The ratio of the parallel sides is 5 : 3.
Let the longer side be \( 5x \) and the shorter side be \( 3x \).
Sum of sides \( = 5x + 3x = 8x \).
We know \( 8x = 120 \) m.

\( \implies x = \frac{120}{8} = 15 \) m.
The longer parallel side \( = 5x = 5 \times 15 = 75 \) m. The problem asks for the longer parallel side, which is 5/8 of the total sum.
(Note: Option (c) in the source has "75 cm" but the calculation is in meters. We adopt the numerical value and correct unit.)
In simple words: First, use the trapezium's area and height to find the total length of its two parallel sides. Then, use the given ratio of these parallel sides to calculate the actual length of the longer side.

🎯 Exam Tip: Be careful with units! Although an option might suggest a different unit (like cm here), always derive your answer based on the units given in the problem statement (m in this case).
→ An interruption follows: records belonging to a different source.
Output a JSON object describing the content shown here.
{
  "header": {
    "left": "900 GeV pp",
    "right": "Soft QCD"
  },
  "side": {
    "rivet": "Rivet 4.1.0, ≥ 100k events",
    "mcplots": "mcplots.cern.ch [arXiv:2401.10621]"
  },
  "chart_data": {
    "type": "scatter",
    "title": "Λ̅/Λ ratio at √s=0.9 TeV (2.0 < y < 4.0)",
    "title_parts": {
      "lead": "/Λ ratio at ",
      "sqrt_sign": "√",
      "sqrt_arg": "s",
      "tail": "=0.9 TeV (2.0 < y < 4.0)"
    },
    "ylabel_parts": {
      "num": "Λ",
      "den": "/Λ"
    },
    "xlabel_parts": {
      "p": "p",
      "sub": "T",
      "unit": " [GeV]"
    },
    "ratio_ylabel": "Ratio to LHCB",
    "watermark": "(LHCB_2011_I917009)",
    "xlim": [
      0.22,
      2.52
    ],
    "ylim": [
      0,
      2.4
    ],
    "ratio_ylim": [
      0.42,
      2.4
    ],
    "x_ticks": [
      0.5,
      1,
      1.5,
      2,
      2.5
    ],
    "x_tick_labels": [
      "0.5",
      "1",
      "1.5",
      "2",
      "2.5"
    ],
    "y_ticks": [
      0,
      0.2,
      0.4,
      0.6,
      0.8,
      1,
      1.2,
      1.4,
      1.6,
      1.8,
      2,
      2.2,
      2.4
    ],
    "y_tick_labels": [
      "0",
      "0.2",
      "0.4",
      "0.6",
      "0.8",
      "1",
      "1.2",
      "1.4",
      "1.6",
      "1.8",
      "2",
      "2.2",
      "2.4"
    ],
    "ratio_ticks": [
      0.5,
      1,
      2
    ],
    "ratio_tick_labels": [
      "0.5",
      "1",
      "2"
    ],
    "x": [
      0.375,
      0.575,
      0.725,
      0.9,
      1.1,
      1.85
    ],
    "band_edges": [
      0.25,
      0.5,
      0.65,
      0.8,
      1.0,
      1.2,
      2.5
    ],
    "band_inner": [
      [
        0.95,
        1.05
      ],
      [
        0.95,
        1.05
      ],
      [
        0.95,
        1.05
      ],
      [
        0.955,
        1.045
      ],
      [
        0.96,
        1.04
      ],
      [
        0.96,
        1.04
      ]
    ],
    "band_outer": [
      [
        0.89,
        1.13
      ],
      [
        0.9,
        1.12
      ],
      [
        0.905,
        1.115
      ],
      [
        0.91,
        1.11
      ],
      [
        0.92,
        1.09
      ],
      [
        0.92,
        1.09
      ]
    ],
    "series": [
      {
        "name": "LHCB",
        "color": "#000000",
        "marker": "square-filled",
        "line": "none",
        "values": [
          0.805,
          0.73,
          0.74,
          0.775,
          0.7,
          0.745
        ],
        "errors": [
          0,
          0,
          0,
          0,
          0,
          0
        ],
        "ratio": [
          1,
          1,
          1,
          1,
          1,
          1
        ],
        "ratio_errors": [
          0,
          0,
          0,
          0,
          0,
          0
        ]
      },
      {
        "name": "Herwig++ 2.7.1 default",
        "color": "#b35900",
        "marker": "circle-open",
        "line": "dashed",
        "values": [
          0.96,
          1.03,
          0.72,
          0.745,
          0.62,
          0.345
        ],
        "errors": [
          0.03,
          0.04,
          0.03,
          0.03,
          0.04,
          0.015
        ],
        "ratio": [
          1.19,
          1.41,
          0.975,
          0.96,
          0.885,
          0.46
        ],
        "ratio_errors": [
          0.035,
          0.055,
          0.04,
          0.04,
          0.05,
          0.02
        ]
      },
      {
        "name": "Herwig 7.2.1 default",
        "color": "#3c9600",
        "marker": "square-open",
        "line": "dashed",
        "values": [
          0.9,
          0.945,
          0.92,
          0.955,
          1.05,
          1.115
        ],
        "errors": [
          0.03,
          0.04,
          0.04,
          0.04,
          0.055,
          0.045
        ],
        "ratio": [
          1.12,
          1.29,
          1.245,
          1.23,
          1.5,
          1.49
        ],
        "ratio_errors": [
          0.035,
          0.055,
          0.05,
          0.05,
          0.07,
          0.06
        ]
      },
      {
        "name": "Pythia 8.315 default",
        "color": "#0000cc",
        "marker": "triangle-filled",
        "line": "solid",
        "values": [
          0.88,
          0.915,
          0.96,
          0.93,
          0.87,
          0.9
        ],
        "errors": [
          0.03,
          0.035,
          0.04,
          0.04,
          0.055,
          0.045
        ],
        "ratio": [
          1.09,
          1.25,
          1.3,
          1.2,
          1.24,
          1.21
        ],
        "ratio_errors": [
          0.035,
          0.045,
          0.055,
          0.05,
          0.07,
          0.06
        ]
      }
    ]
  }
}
Question 10. A lawn 30 m long and 16 m wide is surrounded by a path 2 m wide. What is the area of the path?
(a) 200 m²
(b) 280 m²
(c) 300 m²
(d) 320 m²
Answer: (a) 200 m²
Length of the lawn \( (\text{inner length}) = 30 \) m.
Breadth of the lawn \( (\text{inner breadth}) = 16 \) m.
Width of the path around the lawn \( = 2 \) m.
To find the dimensions of the outer rectangle (lawn + path):
Outer length \( = \text{Inner length} + (2 \times \text{path width}) \)
Outer length \( = 30 + (2 \times 2) = 30 + 4 = 34 \) m.
Outer breadth \( = \text{Inner breadth} + (2 \times \text{path width}) \)
Outer breadth \( = 16 + (2 \times 2) = 16 + 4 = 20 \) m.
Area of the path \( = \text{Area of Outer Rectangle} - \text{Area of Inner Rectangle} \).
Area of Outer Rectangle \( = \text{Outer length} \times \text{Outer breadth} = 34 \times 20 = 680 \text{ m}^2 \).
Area of Inner Rectangle \( = \text{Inner length} \times \text{Inner breadth} = 30 \times 16 = 480 \text{ m}^2 \).
Area of path \( = 680 - 480 = 200 \text{ m}^2 \). Calculating areas by multiplying length and breadth is a fundamental skill.
In simple words: First, figure out the total length and width of the lawn including the path. Then, calculate the area of this larger rectangle and subtract the area of the lawn itself. The leftover area is the area of the path.

🎯 Exam Tip: When dealing with paths around a rectangle, always remember to add the path width twice (once for each side) to both the length and breadth of the inner rectangle to get the outer dimensions.